Srinagar: Hundreds of people on Wednesday took a pledge at Batagund in Kupwara that they would not throw stones if there was an assurance that the security forces would not use force against them. They made an impassioned plea for peaceful resolution of the Kashmir issue even as they maintained that they were for “azadi.” Organised by Independent MLA Sheikh Rashid, it was the first public meeting the Centre's interlocutors on Kashmir had with the people since their appointment in October. In their direct interaction with Dileep Padgaonkar and Radha Kumar, the people said they wanted to “live a dignified and honourable life.” “We pledge that we will not pelt stones as long as you move for a graceful resolution of the Kashmir issue and protect human rights,” they said with one voice in response to Mr.
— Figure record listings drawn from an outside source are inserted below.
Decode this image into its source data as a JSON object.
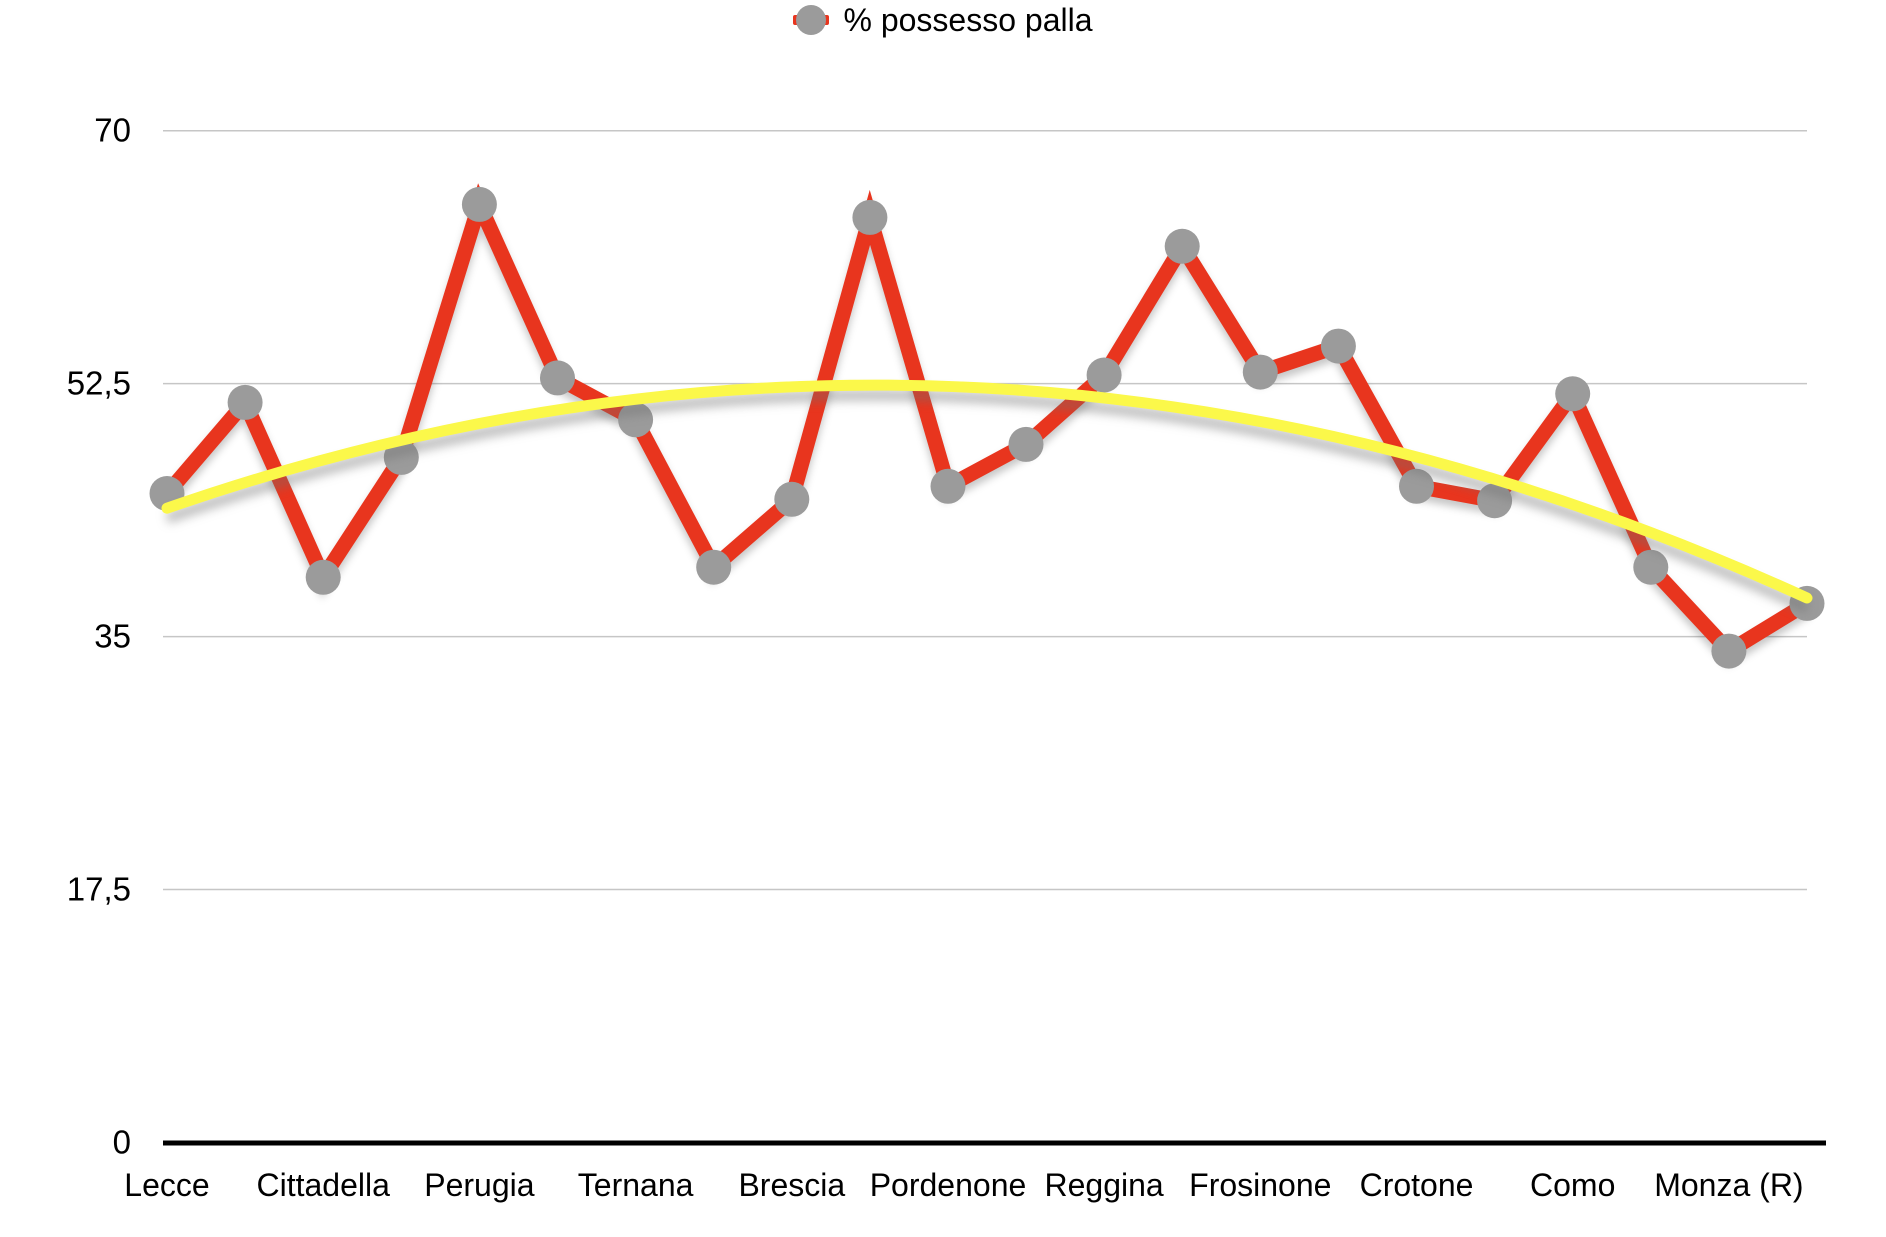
{
  "legend": {
    "label": "% possesso palla"
  },
  "colors": {
    "line": "#e8351e",
    "marker": "#9b9b9b",
    "trend": "#fbf84a",
    "grid": "#c6c6c6",
    "axis": "#000000",
    "text": "#000000",
    "background": "#ffffff",
    "shadow": "rgba(0,0,0,0.30)"
  },
  "chart_data": {
    "type": "line",
    "title": "% possesso palla",
    "series": [
      {
        "name": "% possesso palla",
        "values": [
          44.9,
          51.2,
          39.1,
          47.4,
          64.9,
          52.9,
          50.0,
          39.8,
          44.5,
          64.0,
          45.4,
          48.3,
          53.1,
          62.0,
          53.3,
          55.1,
          45.4,
          44.4,
          51.8,
          39.8,
          34.0,
          37.3
        ]
      }
    ],
    "n_points": 22,
    "x_tick_labels": [
      "Lecce",
      "Cittadella",
      "Perugia",
      "Ternana",
      "Brescia",
      "Pordenone",
      "Reggina",
      "Frosinone",
      "Crotone",
      "Como",
      "Monza (R)"
    ],
    "x_labeled_point_indices": [
      0,
      2,
      4,
      6,
      8,
      10,
      12,
      14,
      16,
      18,
      20
    ],
    "ylabel": "",
    "xlabel": "",
    "ylim": [
      0,
      70
    ],
    "yticks": [
      {
        "value": 0,
        "label": "0"
      },
      {
        "value": 17.5,
        "label": "17,5"
      },
      {
        "value": 35,
        "label": "35"
      },
      {
        "value": 52.5,
        "label": "52,5"
      },
      {
        "value": 70,
        "label": "70"
      }
    ],
    "grid": "horizontal",
    "legend_position": "top-center",
    "trendline": {
      "type": "quadratic",
      "vertex_index": 9.07,
      "vertex_value": 52.4,
      "curvature_per_index2": 0.1035
    }
  }
}
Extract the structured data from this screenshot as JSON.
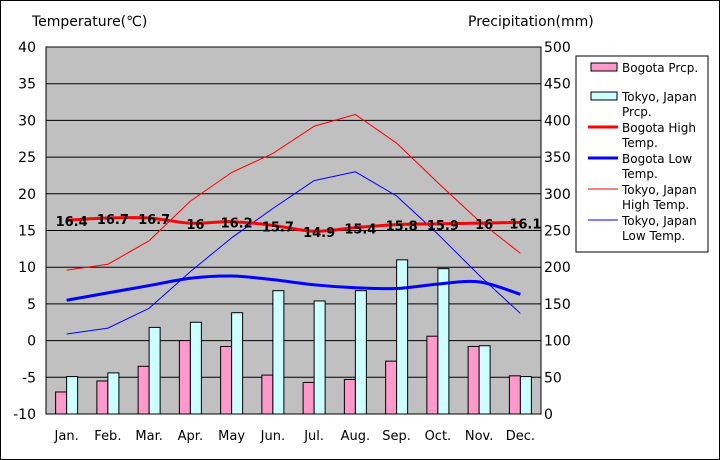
{
  "chart_data": {
    "type": "bar+line",
    "y_left_label": "Temperature(℃)",
    "y_right_label": "Precipitation(mm)",
    "y_left_range": [
      -10,
      40
    ],
    "y_left_ticks": [
      40,
      35,
      30,
      25,
      20,
      15,
      10,
      5,
      0,
      -5,
      -10
    ],
    "y_right_range": [
      0,
      500
    ],
    "y_right_ticks": [
      500,
      450,
      400,
      350,
      300,
      250,
      200,
      150,
      100,
      50,
      0
    ],
    "categories": [
      "Jan.",
      "Feb.",
      "Mar.",
      "Apr.",
      "May",
      "Jun.",
      "Jul.",
      "Aug.",
      "Sep.",
      "Oct.",
      "Nov.",
      "Dec."
    ],
    "grid": true,
    "legend_position": "right",
    "series": [
      {
        "name": "Bogota Prcp.",
        "kind": "bar",
        "axis": "right",
        "color": "#ff99cc",
        "values": [
          30,
          45,
          65,
          100,
          92,
          53,
          43,
          47,
          72,
          106,
          92,
          52
        ]
      },
      {
        "name": "Tokyo, Japan Prcp.",
        "kind": "bar",
        "axis": "right",
        "color": "#ccffff",
        "values": [
          51,
          56,
          118,
          125,
          138,
          168,
          154,
          168,
          210,
          198,
          93,
          51
        ]
      },
      {
        "name": "Bogota High Temp.",
        "kind": "line",
        "axis": "left",
        "color": "#ff0000",
        "width": 3,
        "values": [
          16.4,
          16.7,
          16.7,
          16.0,
          16.2,
          15.7,
          14.9,
          15.4,
          15.8,
          15.9,
          16.0,
          16.1
        ],
        "labels": [
          "16.4",
          "16.7",
          "16.7",
          "16",
          "16.2",
          "15.7",
          "14.9",
          "15.4",
          "15.8",
          "15.9",
          "16",
          "16.1"
        ]
      },
      {
        "name": "Bogota Low Temp.",
        "kind": "line",
        "axis": "left",
        "color": "#0000ff",
        "width": 3,
        "values": [
          5.5,
          6.5,
          7.5,
          8.5,
          8.8,
          8.3,
          7.6,
          7.2,
          7.1,
          7.7,
          8.0,
          6.3
        ]
      },
      {
        "name": "Tokyo, Japan High Temp.",
        "kind": "line",
        "axis": "left",
        "color": "#ff0000",
        "width": 1,
        "values": [
          9.6,
          10.4,
          13.6,
          19.0,
          22.9,
          25.5,
          29.2,
          30.8,
          26.9,
          21.5,
          16.3,
          11.9
        ]
      },
      {
        "name": "Tokyo, Japan Low Temp.",
        "kind": "line",
        "axis": "left",
        "color": "#0000ff",
        "width": 1,
        "values": [
          0.9,
          1.7,
          4.4,
          9.4,
          14.0,
          18.0,
          21.8,
          23.0,
          19.7,
          14.5,
          8.9,
          3.7
        ]
      }
    ],
    "legend": [
      {
        "label": "Bogota Prcp.",
        "kind": "bar",
        "color": "#ff99cc"
      },
      {
        "label": "Tokyo, Japan Prcp.",
        "kind": "bar",
        "color": "#ccffff"
      },
      {
        "label": "Bogota High Temp.",
        "kind": "line",
        "color": "#ff0000",
        "width": 3
      },
      {
        "label": "Bogota Low Temp.",
        "kind": "line",
        "color": "#0000ff",
        "width": 3
      },
      {
        "label": "Tokyo, Japan High Temp.",
        "kind": "line",
        "color": "#ff0000",
        "width": 1
      },
      {
        "label": "Tokyo, Japan Low Temp.",
        "kind": "line",
        "color": "#0000ff",
        "width": 1
      }
    ],
    "plot_background": "#c0c0c0"
  }
}
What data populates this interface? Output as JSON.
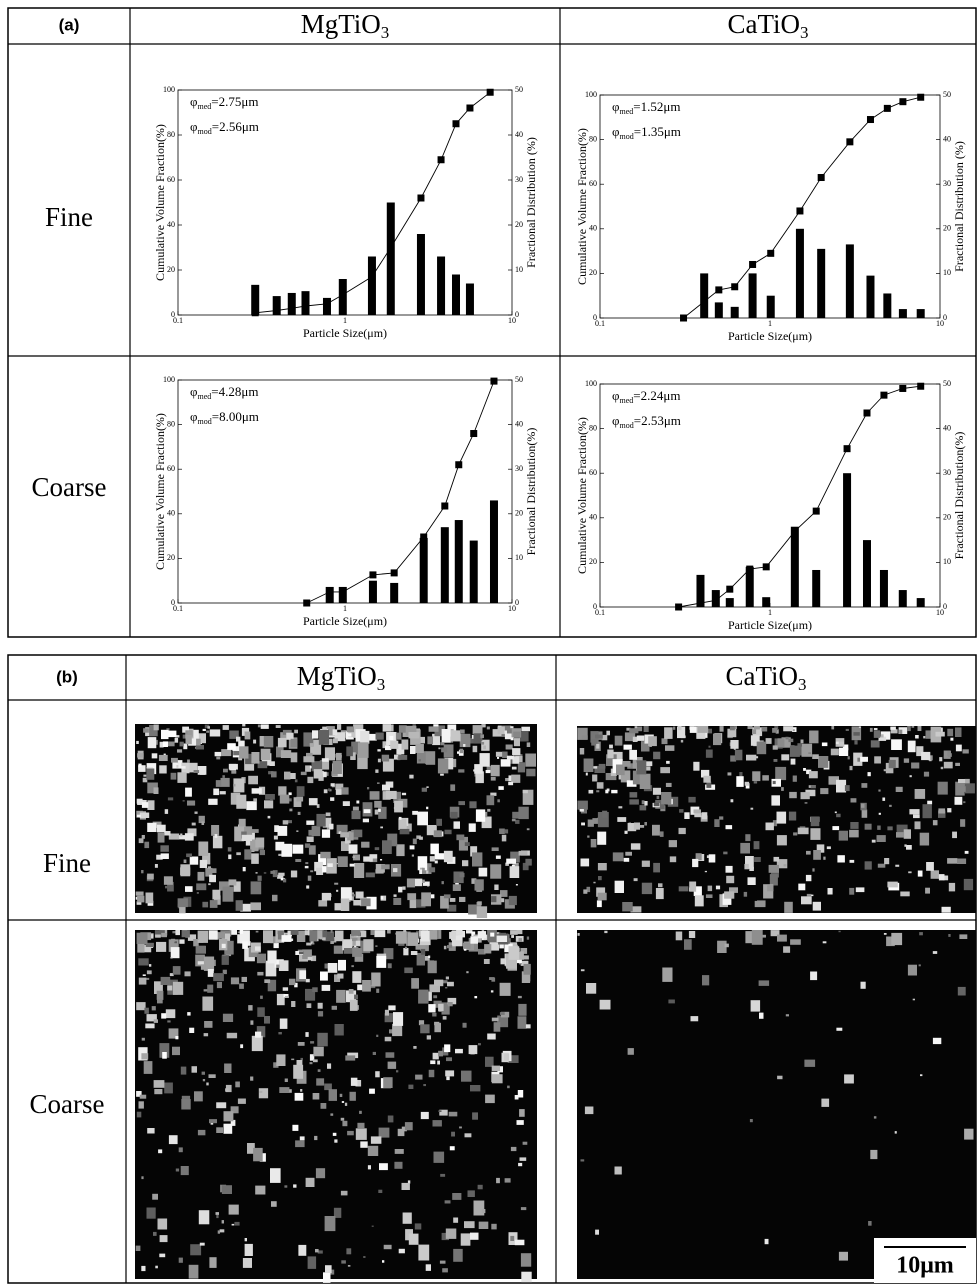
{
  "panel_a": {
    "label": "(a)",
    "columns": [
      {
        "main": "MgTiO",
        "sub": "3"
      },
      {
        "main": "CaTiO",
        "sub": "3"
      }
    ],
    "rows": [
      "Fine",
      "Coarse"
    ]
  },
  "chart_data": [
    {
      "type": "combo",
      "xlabel": "Particle Size(μm)",
      "ylabel": "Cumulative Volume Fraction(%)",
      "y2label": "Fractional Distribution (%)",
      "xscale": "log",
      "xlim": [
        0.1,
        10
      ],
      "xticks": [
        0.1,
        1,
        10
      ],
      "ylim": [
        0,
        100
      ],
      "yticks": [
        0,
        20,
        40,
        60,
        80,
        100
      ],
      "y2lim": [
        0,
        50
      ],
      "y2ticks": [
        0,
        10,
        20,
        30,
        40,
        50
      ],
      "annotations": [
        {
          "symbol": "φ",
          "sub": "med",
          "text": "=2.75μm"
        },
        {
          "symbol": "φ",
          "sub": "mod",
          "text": "=2.56μm"
        }
      ],
      "series": [
        {
          "type": "bar",
          "axis": "y2",
          "color": "#000000",
          "x": [
            0.29,
            0.39,
            0.48,
            0.58,
            0.78,
            0.97,
            1.45,
            1.88,
            2.85,
            3.76,
            4.62,
            5.6
          ],
          "values": [
            6.7,
            4.2,
            4.9,
            5.3,
            3.8,
            8,
            13,
            25,
            18,
            13,
            9,
            7
          ]
        },
        {
          "type": "line",
          "color": "#000000",
          "x": [
            0.29,
            0.39,
            0.48,
            0.58,
            0.78,
            0.97,
            1.45,
            1.88,
            2.85,
            3.76,
            4.62,
            5.6,
            7.4
          ],
          "values": [
            1,
            2,
            3,
            4,
            5,
            9,
            17,
            30,
            52,
            69,
            85,
            92,
            99
          ]
        }
      ]
    },
    {
      "type": "combo",
      "xlabel": "Particle Size(μm)",
      "ylabel": "Cumulative Volume Fraction(%)",
      "y2label": "Fractional Distribution (%)",
      "xscale": "log",
      "xlim": [
        0.1,
        10
      ],
      "xticks": [
        0.1,
        1,
        10
      ],
      "ylim": [
        0,
        100
      ],
      "yticks": [
        0,
        20,
        40,
        60,
        80,
        100
      ],
      "y2lim": [
        0,
        50
      ],
      "y2ticks": [
        0,
        10,
        20,
        30,
        40,
        50
      ],
      "annotations": [
        {
          "symbol": "φ",
          "sub": "med",
          "text": "=1.52μm"
        },
        {
          "symbol": "φ",
          "sub": "mod",
          "text": "=1.35μm"
        }
      ],
      "series": [
        {
          "type": "bar",
          "axis": "y2",
          "color": "#000000",
          "x": [
            0.41,
            0.5,
            0.62,
            0.79,
            1.01,
            1.5,
            2.0,
            2.95,
            3.9,
            4.9,
            6.05,
            7.7
          ],
          "values": [
            10,
            3.5,
            2.5,
            10,
            5,
            20,
            15.5,
            16.5,
            9.5,
            5.5,
            2,
            2
          ]
        },
        {
          "type": "line",
          "color": "#000000",
          "x": [
            0.31,
            0.5,
            0.62,
            0.79,
            1.01,
            1.5,
            2.0,
            2.95,
            3.9,
            4.9,
            6.05,
            7.7
          ],
          "values": [
            0,
            12.6,
            14,
            24,
            29,
            48,
            63,
            79,
            89,
            94,
            97,
            99
          ]
        }
      ]
    },
    {
      "type": "combo",
      "xlabel": "Particle Size(μm)",
      "ylabel": "Cumulative Volume Fraction(%)",
      "y2label": "Fractional Distribution(%)",
      "xscale": "log",
      "xlim": [
        0.1,
        10
      ],
      "xticks": [
        0.1,
        1,
        10
      ],
      "ylim": [
        0,
        100
      ],
      "yticks": [
        0,
        20,
        40,
        60,
        80,
        100
      ],
      "y2lim": [
        0,
        50
      ],
      "y2ticks": [
        0,
        10,
        20,
        30,
        40,
        50
      ],
      "annotations": [
        {
          "symbol": "φ",
          "sub": "med",
          "text": "=4.28μm"
        },
        {
          "symbol": "φ",
          "sub": "mod",
          "text": "=8.00μm"
        }
      ],
      "series": [
        {
          "type": "bar",
          "axis": "y2",
          "color": "#000000",
          "x": [
            0.81,
            0.97,
            1.47,
            1.97,
            2.96,
            3.96,
            4.8,
            5.9,
            7.8
          ],
          "values": [
            3.6,
            3.6,
            5,
            4.5,
            14.6,
            17,
            18.6,
            14,
            23
          ]
        },
        {
          "type": "line",
          "color": "#000000",
          "x": [
            0.59,
            0.81,
            0.97,
            1.47,
            1.97,
            2.96,
            3.96,
            4.8,
            5.9,
            7.8
          ],
          "values": [
            0,
            5,
            5,
            12.6,
            13.5,
            29.6,
            43.5,
            62,
            76,
            99.5
          ]
        }
      ]
    },
    {
      "type": "combo",
      "xlabel": "Particle Size(μm)",
      "ylabel": "Cumulative Volume Fraction(%)",
      "y2label": "Fractional Distribution(%)",
      "xscale": "log",
      "xlim": [
        0.1,
        10
      ],
      "xticks": [
        0.1,
        1,
        10
      ],
      "ylim": [
        0,
        100
      ],
      "yticks": [
        0,
        20,
        40,
        60,
        80,
        100
      ],
      "y2lim": [
        0,
        50
      ],
      "y2ticks": [
        0,
        10,
        20,
        30,
        40,
        50
      ],
      "annotations": [
        {
          "symbol": "φ",
          "sub": "med",
          "text": "=2.24μm"
        },
        {
          "symbol": "φ",
          "sub": "mod",
          "text": "=2.53μm"
        }
      ],
      "series": [
        {
          "type": "bar",
          "axis": "y2",
          "color": "#000000",
          "x": [
            0.39,
            0.48,
            0.58,
            0.76,
            0.95,
            1.4,
            1.87,
            2.84,
            3.72,
            4.68,
            6.04,
            7.7
          ],
          "values": [
            7.2,
            3.8,
            2,
            9,
            2.2,
            18,
            8.3,
            30,
            15,
            8.3,
            3.8,
            2
          ]
        },
        {
          "type": "line",
          "color": "#000000",
          "x": [
            0.29,
            0.48,
            0.58,
            0.76,
            0.95,
            1.4,
            1.87,
            2.84,
            3.72,
            4.68,
            6.04,
            7.7
          ],
          "values": [
            0,
            3,
            8,
            17,
            18,
            34,
            43,
            71,
            87,
            95,
            98,
            99
          ]
        }
      ]
    }
  ],
  "panel_b": {
    "label": "(b)",
    "columns": [
      {
        "main": "MgTiO",
        "sub": "3"
      },
      {
        "main": "CaTiO",
        "sub": "3"
      }
    ],
    "rows": [
      "Fine",
      "Coarse"
    ],
    "scale_bar": "10μm"
  }
}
Rashid's call. “You have to behave as a civilised country and the police and security forces should not kill us for even peacefully voicing our concerns,” they said. The people alleged that the Government of India had adopted only a “policy of deception for the last 60 years and this is the time to change it.” Mr. Rashid impressed upon New Delhi the need to initiate talks with militants for finding a durable solution. “The men with guns in their hands should also be included in dialogue.” Both the ruling National Conference and the Opposition People's Democratic Party should find a common ground for resolution of Kashmir issue. “The dominant voice at the meeting was for Azadi,” the Langete MLA told The Hindu. Terming the meeting “remarkable,” Prof. Radha Kumar said: “I think communication is the big problem and we realised it today.” She assured the people that their concern would be conveyed to the Government of India. She asserted that the Centre was committed to a peaceful resolution of the Kashmir issue and “we are also committed to working towards that.” The people were ready to work for peace and reconciliation, which was a “good development.” “But we did hear radical voices as well,” she said. One of the interlocutors, M.M. Ansari, could not join the other two as he was indisposed. The interlocutors would return to Delhi on Thursday.